One thing about having is baby is that labor… is definitely labor. Delivering my child was probably one of the most painful experiences of my life – and I was lucky, with no complications. But after she was born I swore – immediately – that I was never doing it okay. No way, no thanks, not for me. I had my perfect, beautiful little baby and that was enough for me.
Or that’s what I thought.
Because now, when she’s a year and a half, I’m having… second thoughts. Wasn’t she worth every second of it? (Yes, absolutely.) And was it really as bad as I remember? (Also yes. But I’ve managed to block that out.) Would it be the worst thing if I had to do it again? Maybe I even… want to do it again? These thoughts keep running through my head and though I may not be a medical professional I think I have enough to diagnose this condition. It’s official.
It’s baby fever.
Thankfully, this condition is treatable. But the symptoms didn’t come out of nowhere.

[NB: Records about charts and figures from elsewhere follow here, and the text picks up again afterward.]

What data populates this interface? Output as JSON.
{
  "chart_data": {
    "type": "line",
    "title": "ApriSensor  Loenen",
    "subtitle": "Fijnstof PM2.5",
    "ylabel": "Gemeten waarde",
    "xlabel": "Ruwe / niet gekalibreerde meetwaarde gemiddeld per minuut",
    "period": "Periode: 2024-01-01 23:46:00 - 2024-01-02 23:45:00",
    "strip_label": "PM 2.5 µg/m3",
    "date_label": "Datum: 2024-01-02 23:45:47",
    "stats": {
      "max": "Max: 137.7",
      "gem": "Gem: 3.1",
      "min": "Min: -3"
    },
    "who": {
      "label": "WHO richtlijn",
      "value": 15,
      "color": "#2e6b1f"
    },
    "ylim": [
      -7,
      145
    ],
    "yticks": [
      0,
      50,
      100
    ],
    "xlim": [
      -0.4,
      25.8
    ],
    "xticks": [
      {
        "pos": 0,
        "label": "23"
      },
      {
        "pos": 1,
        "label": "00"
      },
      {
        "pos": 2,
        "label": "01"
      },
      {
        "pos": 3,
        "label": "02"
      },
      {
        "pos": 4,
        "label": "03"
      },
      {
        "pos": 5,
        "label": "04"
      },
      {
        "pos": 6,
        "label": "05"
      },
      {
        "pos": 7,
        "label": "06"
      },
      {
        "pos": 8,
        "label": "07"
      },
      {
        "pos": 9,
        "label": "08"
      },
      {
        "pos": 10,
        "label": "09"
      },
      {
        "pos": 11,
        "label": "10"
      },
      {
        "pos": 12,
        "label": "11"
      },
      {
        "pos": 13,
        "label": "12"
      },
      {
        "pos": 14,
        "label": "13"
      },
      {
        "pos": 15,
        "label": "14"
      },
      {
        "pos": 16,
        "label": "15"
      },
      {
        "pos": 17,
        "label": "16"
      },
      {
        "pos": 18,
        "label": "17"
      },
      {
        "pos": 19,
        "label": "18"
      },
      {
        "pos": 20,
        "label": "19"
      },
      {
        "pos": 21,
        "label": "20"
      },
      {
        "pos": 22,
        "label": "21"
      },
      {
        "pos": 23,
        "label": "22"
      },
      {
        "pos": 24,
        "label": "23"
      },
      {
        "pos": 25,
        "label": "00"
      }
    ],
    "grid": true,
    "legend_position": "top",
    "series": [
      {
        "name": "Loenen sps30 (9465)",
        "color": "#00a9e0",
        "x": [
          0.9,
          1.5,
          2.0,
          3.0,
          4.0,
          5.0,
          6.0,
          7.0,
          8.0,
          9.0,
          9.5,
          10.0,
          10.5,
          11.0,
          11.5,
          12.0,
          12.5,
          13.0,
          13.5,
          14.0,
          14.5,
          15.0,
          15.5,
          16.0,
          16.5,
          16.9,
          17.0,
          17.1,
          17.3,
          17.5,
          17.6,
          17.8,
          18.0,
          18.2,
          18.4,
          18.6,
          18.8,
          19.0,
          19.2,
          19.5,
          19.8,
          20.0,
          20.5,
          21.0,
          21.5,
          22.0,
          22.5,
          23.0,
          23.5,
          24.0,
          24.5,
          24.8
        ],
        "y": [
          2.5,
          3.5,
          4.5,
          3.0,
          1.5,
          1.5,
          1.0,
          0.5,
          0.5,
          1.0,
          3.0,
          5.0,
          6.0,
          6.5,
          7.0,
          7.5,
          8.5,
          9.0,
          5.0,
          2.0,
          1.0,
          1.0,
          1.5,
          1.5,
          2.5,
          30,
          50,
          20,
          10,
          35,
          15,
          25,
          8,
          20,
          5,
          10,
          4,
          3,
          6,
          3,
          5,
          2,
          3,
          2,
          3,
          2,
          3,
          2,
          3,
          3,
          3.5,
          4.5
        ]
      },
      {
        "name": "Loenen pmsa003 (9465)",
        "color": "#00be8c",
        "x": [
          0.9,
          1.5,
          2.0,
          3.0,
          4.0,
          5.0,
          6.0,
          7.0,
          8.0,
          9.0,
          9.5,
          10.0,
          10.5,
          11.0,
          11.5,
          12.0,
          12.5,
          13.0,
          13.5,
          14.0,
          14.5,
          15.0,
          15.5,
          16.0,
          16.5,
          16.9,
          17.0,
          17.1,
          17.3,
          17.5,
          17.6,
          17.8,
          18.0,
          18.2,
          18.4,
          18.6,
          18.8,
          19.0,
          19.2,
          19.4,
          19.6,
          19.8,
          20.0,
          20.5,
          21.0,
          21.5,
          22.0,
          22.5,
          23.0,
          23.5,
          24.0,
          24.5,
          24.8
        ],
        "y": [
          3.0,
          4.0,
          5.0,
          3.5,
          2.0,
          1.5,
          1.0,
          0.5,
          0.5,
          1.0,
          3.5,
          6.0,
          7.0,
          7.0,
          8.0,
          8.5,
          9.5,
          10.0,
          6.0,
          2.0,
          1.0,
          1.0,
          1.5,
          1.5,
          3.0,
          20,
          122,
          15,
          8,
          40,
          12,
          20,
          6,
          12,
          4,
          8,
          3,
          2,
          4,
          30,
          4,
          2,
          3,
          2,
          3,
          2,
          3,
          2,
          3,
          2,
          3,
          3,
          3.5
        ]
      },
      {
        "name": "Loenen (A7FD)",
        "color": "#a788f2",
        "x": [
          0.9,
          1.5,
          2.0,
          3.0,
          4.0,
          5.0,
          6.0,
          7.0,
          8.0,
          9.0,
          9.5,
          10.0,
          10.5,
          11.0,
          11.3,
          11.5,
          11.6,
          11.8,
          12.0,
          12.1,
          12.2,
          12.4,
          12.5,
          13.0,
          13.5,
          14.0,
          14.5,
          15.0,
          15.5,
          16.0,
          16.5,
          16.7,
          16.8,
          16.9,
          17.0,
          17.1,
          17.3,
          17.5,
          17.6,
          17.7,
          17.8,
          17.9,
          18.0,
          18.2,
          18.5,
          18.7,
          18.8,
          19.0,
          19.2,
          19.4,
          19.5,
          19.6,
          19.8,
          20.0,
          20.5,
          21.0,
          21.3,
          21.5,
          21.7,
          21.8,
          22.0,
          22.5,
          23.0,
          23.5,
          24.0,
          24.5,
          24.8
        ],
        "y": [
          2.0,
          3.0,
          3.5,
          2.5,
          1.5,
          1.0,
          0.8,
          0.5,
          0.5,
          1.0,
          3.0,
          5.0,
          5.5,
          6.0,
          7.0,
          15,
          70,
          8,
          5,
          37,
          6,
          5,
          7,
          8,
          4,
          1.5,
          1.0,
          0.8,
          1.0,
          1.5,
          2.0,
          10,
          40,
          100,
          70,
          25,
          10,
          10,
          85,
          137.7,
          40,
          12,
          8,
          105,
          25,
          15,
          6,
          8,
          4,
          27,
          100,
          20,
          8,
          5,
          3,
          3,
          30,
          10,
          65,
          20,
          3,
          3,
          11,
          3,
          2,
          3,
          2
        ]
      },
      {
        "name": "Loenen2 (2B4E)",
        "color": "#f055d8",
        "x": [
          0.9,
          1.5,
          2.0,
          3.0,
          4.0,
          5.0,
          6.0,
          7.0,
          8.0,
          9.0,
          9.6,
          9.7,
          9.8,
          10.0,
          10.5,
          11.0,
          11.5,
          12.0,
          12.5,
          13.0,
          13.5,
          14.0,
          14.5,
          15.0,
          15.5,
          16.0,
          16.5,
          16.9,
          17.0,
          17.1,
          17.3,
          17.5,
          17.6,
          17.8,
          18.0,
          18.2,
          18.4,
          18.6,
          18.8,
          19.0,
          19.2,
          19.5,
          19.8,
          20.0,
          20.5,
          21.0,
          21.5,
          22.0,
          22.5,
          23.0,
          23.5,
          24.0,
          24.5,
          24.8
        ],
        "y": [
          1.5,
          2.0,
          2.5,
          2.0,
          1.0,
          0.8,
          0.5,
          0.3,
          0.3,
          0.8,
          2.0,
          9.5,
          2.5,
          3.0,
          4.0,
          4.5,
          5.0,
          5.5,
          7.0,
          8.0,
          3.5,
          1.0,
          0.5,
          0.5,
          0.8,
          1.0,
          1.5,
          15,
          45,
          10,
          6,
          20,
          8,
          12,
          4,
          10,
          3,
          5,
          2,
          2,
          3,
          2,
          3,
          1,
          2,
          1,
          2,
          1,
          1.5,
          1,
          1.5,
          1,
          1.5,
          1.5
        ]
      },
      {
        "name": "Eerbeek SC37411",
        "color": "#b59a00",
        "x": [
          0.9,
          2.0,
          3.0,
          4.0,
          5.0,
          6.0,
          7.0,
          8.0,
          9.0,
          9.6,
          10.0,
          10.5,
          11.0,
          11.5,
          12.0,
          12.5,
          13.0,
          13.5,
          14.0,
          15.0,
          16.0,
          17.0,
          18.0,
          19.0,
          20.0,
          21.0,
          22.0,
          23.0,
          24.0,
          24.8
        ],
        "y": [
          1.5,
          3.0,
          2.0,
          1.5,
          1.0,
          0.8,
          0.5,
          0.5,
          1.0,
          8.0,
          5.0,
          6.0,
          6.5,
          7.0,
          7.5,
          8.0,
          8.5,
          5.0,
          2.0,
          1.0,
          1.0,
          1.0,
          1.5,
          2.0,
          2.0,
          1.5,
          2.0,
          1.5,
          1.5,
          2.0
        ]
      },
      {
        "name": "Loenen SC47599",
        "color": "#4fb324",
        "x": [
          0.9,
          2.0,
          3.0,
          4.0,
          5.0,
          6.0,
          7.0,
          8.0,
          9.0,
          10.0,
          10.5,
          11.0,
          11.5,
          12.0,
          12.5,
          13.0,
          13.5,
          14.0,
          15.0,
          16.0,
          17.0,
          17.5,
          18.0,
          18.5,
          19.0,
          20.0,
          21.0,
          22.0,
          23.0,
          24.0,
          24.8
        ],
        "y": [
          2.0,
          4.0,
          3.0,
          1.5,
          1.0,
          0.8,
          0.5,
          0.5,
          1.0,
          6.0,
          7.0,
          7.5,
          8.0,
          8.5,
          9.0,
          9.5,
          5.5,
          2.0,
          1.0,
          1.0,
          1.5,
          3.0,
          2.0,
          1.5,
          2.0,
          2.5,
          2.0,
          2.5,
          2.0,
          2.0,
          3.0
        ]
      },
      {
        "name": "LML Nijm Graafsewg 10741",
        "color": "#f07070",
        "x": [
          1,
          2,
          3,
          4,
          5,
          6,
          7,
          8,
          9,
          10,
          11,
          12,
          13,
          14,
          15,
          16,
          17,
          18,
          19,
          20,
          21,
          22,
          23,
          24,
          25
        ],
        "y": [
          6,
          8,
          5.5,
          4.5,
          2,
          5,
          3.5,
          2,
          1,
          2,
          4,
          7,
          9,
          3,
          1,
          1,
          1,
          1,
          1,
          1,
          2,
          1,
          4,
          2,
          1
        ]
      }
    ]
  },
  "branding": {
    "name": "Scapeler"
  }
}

A lovely young woman at my work is expecting, as well as a close friend, and I know others who are trying. In addition to that, it just seems like babies are everywhere. Anywhere I turn they’re right there, with their cute, tiny clothes and their big, gummy smiles and their sweet baby smell. I would be perfectly happy with only one child – and honestly, for a number of reasons, that’s been my plan – but more and more lately I keep thinking how nice it would be if she had a sibling, and if I had another little bundle to snuggle and care for. I know, I know – this is temporary, it’ll pass, and it’s really only because I know several people who are pregnant now. But the feeling is pretty strong, and I will admit I’ve been browsing blogs and looking at lists of baby necessities and maybe wistfully going through the tiny newborn clothes my own daughter wore.
Does anyone else have “baby fever” right now? Any way to combat it? Let me know in the comments! In the meantime, I’ll go back to my browsing. If I can’t have a new baby (and we definitely can’t right now!) I can at least coo over other parents’!